I’d gotten the ticket as a gift, and I have to say it wasn’t something I would have bought for myself. I like the Beatles just fine (and that night the Fab Faux was playing the entire Abbey Road album, which I particularly like) but I wasn’t really into the idea of tribute bands. To me, tribute bands seem like cover bands that only cover one group. Now, I spend about 99% of my performing time playing someone else’s songs, and it’s fun, and I can enjoy a good cover band as much as the next guy, but it was never something I thought I’d, you know, write a blog post about.
“So,” I asked as we rode up to the Keswick, “are these guys going to wear Nehru jackets, and everything?”
OK, so this might be one of those things that everybody else understands but me, but I’ve been there before.
So the guys come out, and first thing, there are five of them. Already the math isn’t working out for me. One of the guys in the center picks up a bass. “OK,” I’m thinking, “that’s Paul.” And through the first number I’m trying to map Beatles to the players in front of me.
I was immediately impressed with these guys. The musicianship was terrific, and I only appreciated it more and more as the night went on and I really started to think about how challenging their task was. After all, they were trying to reproduce –live– a studio album. That’s why there wasn’t one Paul. As circumstances required there might be two or even three “Pauls” needed at once. Each player played several instruments, and it was pretty much flawless.
Add to that the fact that everyone in the crowd knew these songs note-for-note. There was no margin for error.
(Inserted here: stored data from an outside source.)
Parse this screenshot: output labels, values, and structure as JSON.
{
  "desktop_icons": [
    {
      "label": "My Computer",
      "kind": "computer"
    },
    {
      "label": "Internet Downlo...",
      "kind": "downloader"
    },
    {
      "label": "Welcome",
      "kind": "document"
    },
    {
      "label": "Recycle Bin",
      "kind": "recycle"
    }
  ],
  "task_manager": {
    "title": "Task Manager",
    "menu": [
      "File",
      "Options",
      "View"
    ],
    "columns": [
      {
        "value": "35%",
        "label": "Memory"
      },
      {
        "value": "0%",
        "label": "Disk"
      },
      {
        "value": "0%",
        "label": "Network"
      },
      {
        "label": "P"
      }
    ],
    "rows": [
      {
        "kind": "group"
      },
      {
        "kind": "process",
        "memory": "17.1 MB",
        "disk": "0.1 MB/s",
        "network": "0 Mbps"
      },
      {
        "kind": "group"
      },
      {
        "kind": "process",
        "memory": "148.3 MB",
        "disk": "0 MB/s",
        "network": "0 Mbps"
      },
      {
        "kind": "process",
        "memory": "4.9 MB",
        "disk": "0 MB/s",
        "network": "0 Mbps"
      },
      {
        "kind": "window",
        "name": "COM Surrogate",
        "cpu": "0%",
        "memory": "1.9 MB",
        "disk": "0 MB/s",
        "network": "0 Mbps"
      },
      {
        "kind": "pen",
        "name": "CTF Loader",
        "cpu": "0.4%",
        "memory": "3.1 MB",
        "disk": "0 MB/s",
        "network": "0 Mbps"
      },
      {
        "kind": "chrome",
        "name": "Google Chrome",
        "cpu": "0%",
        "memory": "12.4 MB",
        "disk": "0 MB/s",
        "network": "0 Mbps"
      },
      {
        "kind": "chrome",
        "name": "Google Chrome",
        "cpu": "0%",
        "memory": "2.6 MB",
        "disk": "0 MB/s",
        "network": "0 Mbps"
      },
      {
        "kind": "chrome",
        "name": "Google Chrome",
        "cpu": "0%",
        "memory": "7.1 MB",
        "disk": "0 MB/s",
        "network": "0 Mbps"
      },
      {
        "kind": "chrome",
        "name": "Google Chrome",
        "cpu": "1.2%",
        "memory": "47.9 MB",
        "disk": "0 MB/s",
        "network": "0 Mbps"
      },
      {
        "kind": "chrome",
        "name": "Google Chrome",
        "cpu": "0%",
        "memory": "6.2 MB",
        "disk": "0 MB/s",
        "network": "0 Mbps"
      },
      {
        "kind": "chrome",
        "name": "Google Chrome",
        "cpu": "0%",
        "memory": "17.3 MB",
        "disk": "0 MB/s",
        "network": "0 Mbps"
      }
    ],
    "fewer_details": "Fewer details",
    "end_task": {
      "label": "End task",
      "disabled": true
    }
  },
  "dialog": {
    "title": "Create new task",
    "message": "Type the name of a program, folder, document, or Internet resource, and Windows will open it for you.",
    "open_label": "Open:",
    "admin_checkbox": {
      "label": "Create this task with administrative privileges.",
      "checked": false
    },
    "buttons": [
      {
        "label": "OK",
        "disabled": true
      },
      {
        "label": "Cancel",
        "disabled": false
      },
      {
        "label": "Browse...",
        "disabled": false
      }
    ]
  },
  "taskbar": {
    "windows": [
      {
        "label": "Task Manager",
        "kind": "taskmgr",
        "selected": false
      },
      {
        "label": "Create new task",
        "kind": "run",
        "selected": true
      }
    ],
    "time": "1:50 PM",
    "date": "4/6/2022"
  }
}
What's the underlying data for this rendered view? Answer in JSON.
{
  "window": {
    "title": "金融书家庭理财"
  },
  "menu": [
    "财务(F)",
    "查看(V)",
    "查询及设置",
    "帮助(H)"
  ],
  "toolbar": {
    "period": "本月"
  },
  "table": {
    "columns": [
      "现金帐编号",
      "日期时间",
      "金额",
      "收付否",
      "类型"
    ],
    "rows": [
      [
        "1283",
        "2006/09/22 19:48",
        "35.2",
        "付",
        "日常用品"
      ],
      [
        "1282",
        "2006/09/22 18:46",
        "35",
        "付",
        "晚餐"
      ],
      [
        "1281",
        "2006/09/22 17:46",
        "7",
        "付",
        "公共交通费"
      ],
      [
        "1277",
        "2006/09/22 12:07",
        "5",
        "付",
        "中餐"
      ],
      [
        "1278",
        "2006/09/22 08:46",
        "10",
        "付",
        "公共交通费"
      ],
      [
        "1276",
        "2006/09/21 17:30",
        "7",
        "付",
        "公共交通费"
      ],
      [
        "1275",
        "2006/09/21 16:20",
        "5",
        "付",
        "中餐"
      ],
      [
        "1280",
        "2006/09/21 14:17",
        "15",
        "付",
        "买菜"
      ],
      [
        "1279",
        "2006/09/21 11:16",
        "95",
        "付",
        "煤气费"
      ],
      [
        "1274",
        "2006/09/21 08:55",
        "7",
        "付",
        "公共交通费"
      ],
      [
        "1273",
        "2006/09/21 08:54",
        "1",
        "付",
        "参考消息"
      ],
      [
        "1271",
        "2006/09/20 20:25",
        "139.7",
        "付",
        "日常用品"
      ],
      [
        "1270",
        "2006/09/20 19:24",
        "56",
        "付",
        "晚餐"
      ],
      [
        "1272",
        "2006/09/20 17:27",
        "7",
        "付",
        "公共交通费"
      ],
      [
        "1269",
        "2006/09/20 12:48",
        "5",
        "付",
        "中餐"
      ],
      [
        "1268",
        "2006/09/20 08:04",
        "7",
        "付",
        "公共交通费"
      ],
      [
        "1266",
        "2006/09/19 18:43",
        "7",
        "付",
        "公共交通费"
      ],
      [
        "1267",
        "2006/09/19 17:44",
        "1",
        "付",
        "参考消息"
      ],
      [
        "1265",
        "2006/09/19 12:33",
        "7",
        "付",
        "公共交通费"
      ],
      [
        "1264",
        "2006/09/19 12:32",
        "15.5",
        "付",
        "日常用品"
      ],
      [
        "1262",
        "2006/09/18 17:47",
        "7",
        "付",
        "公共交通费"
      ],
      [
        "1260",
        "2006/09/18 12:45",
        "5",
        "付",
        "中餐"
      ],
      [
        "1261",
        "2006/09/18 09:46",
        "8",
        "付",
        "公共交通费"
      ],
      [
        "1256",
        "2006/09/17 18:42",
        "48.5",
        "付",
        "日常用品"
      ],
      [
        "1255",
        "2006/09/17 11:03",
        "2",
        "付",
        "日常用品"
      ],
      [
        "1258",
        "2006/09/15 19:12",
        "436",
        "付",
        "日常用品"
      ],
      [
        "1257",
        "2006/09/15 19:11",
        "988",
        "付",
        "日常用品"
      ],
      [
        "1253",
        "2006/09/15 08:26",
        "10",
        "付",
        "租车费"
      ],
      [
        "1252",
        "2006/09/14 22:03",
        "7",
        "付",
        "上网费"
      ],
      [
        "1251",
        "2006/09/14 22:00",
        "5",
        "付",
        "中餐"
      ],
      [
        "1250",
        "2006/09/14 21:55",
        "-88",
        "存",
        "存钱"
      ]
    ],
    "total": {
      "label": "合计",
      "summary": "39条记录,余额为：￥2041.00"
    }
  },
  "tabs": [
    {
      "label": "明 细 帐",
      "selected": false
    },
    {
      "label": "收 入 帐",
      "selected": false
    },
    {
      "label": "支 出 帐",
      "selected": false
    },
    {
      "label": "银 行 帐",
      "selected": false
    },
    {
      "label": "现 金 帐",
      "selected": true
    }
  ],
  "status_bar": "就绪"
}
Nowhere was this more plain than during “Penny Lane” (they didn’t play Abbey Road exclusively) and a gentleman stepped to center stage with the coronet (there was some orchestration there that night that I take it are not a standard part of the group, but I don’t really know). When they got to the trumpet solo in the middle of Penny Lane it was like watching a tightrope walker. We all knew every note of that solo –it’s anything but an easy solo– and there would be no covering up errors on that one. They guy nailed it… it was awesome.
When a player occasionally stepped out to play something a little differently, it had to be so idiomatic to the Beatles that it wasn’t jarring to the audience. That’s a pretty tall order, but somehow it worked.
I came away from the whole thing deeply impressed. For one thing, these guys really seem to love the music. I guess I came into it expecting either parody or lifeless, slavish devotion to every note and utterance on the album, and this was neither. It was like something really great had been handed down to all of us, and the Fab Faux was bringing it out to show it off. They weren’t trying to be the Beatles, and at the same time they weren’t trying to give us “their version”.
One of my friends remarked later that when we go to the orchestra, we never talk about them as a cover band. I’d never drawn that kind of connection for myself, until I had a chance to see the Fab Faux.